Szłam po lesie w ludzkiej postaci, na moim ramieniu siedział feniks. Ptak niemrawo wpatrywał się w zachodzące słońce znikające powoli za linią gór. Wyglądał trochę jak posąg. I gdyby nie to, że co jakiś czas wydawał z siebie skrzeczący dźwięk można by pomyśleć, że to figura. Wokoło nie było widać znaku życia. Większość drzew straciło już liście, las zakrywała mgła, która przez blade promienie wschodzącego księżyca, nabierała niebieskawej barwy. Wszystko to tworzyło atmosferę niesamowitej tajemniczości i grozy za jaką już tak bardzo tęskniła. W pewnym momencie coś zaszeleściło. Klika słów rozmyło się w ciszy. Feniks wzleciał i z niewiarygodną szybkością zniknął w gąszczu drzew. Wyglądało to wręcz magicznie. Zamiast ptaka w krzakach było widać jedynie szamoczący się grafitowy płomień. Podeszłam bliżej, zeschłe liście zaszeleściły pod moimi stopami.

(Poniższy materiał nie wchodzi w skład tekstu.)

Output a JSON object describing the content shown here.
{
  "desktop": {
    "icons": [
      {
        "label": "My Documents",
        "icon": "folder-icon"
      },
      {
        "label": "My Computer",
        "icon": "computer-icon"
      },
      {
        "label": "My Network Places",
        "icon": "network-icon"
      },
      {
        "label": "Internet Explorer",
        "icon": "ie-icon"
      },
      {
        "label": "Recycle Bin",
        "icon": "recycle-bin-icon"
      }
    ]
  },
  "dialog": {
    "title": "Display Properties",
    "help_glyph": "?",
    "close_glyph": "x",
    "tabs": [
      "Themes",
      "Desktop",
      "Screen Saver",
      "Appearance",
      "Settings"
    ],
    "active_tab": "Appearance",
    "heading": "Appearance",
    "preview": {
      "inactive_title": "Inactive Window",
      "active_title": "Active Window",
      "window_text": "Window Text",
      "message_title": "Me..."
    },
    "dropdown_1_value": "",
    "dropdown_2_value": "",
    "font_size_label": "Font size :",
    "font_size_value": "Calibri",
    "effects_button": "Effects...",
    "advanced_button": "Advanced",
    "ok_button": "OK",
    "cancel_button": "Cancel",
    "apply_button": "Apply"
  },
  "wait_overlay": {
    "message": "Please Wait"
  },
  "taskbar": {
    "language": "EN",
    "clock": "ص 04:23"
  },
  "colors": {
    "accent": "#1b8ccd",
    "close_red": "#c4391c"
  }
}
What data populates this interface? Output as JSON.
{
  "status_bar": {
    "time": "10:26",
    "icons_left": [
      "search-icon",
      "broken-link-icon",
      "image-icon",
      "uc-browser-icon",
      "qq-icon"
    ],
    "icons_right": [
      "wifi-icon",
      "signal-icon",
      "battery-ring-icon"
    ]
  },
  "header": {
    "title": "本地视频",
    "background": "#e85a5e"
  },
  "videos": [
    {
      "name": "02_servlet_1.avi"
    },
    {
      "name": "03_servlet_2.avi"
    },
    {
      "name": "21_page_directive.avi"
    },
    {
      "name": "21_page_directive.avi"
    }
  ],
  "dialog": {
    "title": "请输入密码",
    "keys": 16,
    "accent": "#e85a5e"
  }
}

Pod moje nogi upadły dwa szare zające pozbawione jakiejkolwiek cząstki życia, a na moim ramieniu znów usiadł feniks. Pogłaskałam ptaka po czarnych jak węgiel skrzydłach i podniosłam zdobycz. Klika minut później znów szliśmy przed siebie zostawiając za sobą ciała dwóch zwierzaków.
***
Całą noc wędrowałam po watasze, nawet zwierzęta nie wychodziły ze swoich kryjówek, ciekawe dlaczego. Byłam już trochę zmęczona natomiast ptak na moim ramieniu nadal rozglądał się wokoło i nerwowo machał skrzydłami jak gdyby nie czuł upływu czasu. Zmierzałam już do swej jaskini, gdy nagle usłyszałam coś dziwnego odwróciłam się i...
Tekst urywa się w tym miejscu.